Generalized Multiprotocol Label Switching (GMPLS) and Automatically-Switched Optical Network (ASON) standards are driving increasing levels of dynamic optical network reconfigurability. Optical signal propagation is an inherently analog process, and monitoring analog network performance is critical to dynamic reconfigurability. Both optical network design and reconfiguration require the use of optical path computation software that computes expected signal performance based on specific network physical characteristics. An example of such path computation software is the Path Computation Element (PCE) currently under consideration in the IETF. These must still be validated against field measurements, as there are large uncertainties in the optical fiber and installed equipment as well as possible aging errors. Networks may have wavelengths with several technology generations supporting a variety of data rates, modulation formats, and the like.
The current state of the art in deployed networks is limited to three types of measurements. First, existing channels provide a measure of both pre-corrected and post-corrected Forward Error Correction (FEC) error counts. These are only available for specific lightpaths, where channels with embedded FEC are already installed and operational. Further, pre-FEC bit error rate (BER) is only accurate at high values. At lower values of BER, the counts only provide an upper bound measurement due to the presence of dynamic control algorithms, which stop working once a specific bound is reached. Finally, no information is provided that can be used to predict the performance of channels with a different bit rate and modulation format.
Second, channel power levels are available at various points in the system, either as an aggregate total or for individual channels as at Optical Channel Monitor (OCM) points. These provide some indication of the overall system health, but can say very little about specific channel performance or about path suitability for additional channels. Third, some recent monitors have added Optical Signal-to-Noise Ratio (OSNR) measurement capability, which provides an indication of one of more major optical signal impairment mechanisms.

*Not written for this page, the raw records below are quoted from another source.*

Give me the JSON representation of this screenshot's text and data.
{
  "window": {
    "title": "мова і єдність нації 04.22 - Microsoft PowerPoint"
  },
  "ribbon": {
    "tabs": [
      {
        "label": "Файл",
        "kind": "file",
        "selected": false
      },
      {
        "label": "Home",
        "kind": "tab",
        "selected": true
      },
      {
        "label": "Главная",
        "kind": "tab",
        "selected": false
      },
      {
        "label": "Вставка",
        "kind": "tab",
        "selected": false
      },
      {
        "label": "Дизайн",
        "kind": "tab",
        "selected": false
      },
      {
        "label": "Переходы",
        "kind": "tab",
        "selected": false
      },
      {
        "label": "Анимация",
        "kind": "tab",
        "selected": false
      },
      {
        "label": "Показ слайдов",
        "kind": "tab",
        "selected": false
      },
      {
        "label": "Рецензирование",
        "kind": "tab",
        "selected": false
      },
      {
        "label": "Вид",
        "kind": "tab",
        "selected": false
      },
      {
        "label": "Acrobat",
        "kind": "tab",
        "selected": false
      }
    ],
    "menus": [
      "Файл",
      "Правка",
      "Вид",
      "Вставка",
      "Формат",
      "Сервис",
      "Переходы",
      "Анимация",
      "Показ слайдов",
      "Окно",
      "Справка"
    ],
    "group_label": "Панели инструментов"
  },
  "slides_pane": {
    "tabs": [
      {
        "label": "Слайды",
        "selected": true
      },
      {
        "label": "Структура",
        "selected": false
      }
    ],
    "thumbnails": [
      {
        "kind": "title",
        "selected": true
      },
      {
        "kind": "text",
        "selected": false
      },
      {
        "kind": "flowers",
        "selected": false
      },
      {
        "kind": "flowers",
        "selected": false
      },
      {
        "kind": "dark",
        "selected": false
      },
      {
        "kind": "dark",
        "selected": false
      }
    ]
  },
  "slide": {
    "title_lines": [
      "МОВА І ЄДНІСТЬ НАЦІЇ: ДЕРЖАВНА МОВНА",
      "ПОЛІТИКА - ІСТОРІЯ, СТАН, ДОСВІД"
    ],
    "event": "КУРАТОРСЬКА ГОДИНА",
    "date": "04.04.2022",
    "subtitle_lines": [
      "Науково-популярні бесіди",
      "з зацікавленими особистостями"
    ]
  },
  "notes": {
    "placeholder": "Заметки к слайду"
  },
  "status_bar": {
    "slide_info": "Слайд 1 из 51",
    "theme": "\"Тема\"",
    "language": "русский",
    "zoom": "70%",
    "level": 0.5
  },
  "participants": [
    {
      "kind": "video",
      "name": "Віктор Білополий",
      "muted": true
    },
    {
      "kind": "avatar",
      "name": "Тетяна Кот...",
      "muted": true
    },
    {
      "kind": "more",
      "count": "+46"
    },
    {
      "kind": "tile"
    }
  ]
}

While some signal quality measurement approaches exist, they do not provide sufficient information to accurately estimate new channel performance, or to validate the accuracy of the path computation calculation. What is missing is ability to extract the following:                More accurate OSNR measurement;        Estimation for residual Chromatic Dispersion;        Estimation for Polarization Dependent Loss;        Estimation for Polarization Mode Dispersion;        Estimation for inter-channel nonlinear effects, such as Cross-Phase Modulation (XPM) and Four Wave Mixing (FWM);        Estimation for intra-channel nonlinear effects, such as Self-Phase Modulation (SPM), iXPM, iFWM; and        Estimation for possible bandwidth narrowing due to in-line optical filtering (for example, Optical Add-Drop Module (OADM) filters).